Athens' Image Bolstered by Olympics - 2004-08-28

Early fears of an Olympics disaster failed to materialize here in Athens, where the heightened security may have been obtrusive, but was not enough to keep away the crowds.

On the final weekend of the Olympics, thousands, perhaps tens of thousands of people are strolling through the Olympic Park between games, spending money and enjoying the cooler than average temperatures. Although just how much tourism and money were generated by the games remains to be seen, one thing is clear, Athens' image wins the gold. John from Canada says he's impressed.

"Well it's great!" he exclaimed. "Love the country; love the place. It's fantastic."

In spite of numerous controversies surrounding the Olympics, John says the scandals did not distract him from the games. In fact, he says, it's almost to be expected.

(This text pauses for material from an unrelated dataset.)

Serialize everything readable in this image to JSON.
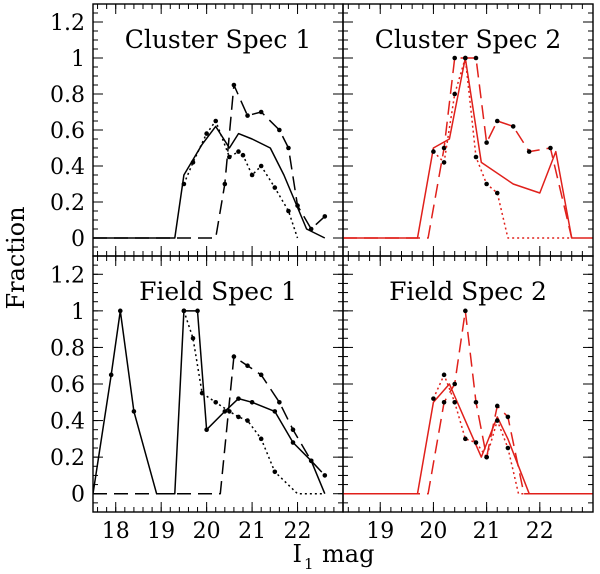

"The atmosphere is really just amazing," said John. "There's always going to be some negative in any sort of event so I guess that's just the way you have to take it."

At least 20 athletes have been thrown out of the games for using banned performance-enhancing drugs. More were disqualified from competing even before the games began. And then there were the handful of judging controversies that took away some medals, or gave some of them back.

But that, says German tourist Andrea does not reflect badly on Greece. "I think every year and every sport," said Andrea. "You cannot blame it on the country or on the games or whatever."

Andrea's friend Costas - who is Greek - adds that this Olympics seems to have more doping scandals because testing has become more accurate.

"This Olympics, the doping control was very extensive and very good," said Costas. "The other Olympic games, they weren't that good, the medical tests, so it's logical that more results are positive."

Now at the end of its two and a half week run, the Olympics in Athens can be called a success, especially by those who had the most to lose, the Greeks. In my own unofficial survey, Greeks were overwhelmingly positive about the Olympics, saying it helped make the city cleaner, and put it back on the map for tourists. Several, like Angelos, were quick to point out how much Greeks like Americans, who have made fewer trips overseas since the September 11 terrorist attacks three years ago.

"Because we have three or 3.5 million Americans of Greek origin," he said. "We have very warm feelings for Americans. So don't be afraid and trust people. Believe me they love you."

Hopefully, the Olympics goodwill will outlast the cost of putting on the games, estimated to be about $8.5 billion, several billion dollars above budget. In addition, the cost of maintaining the Olympic venues could add up to millions of dollars a year. And, so far, there are no specific plans in place on what to do with the venues once the games are over.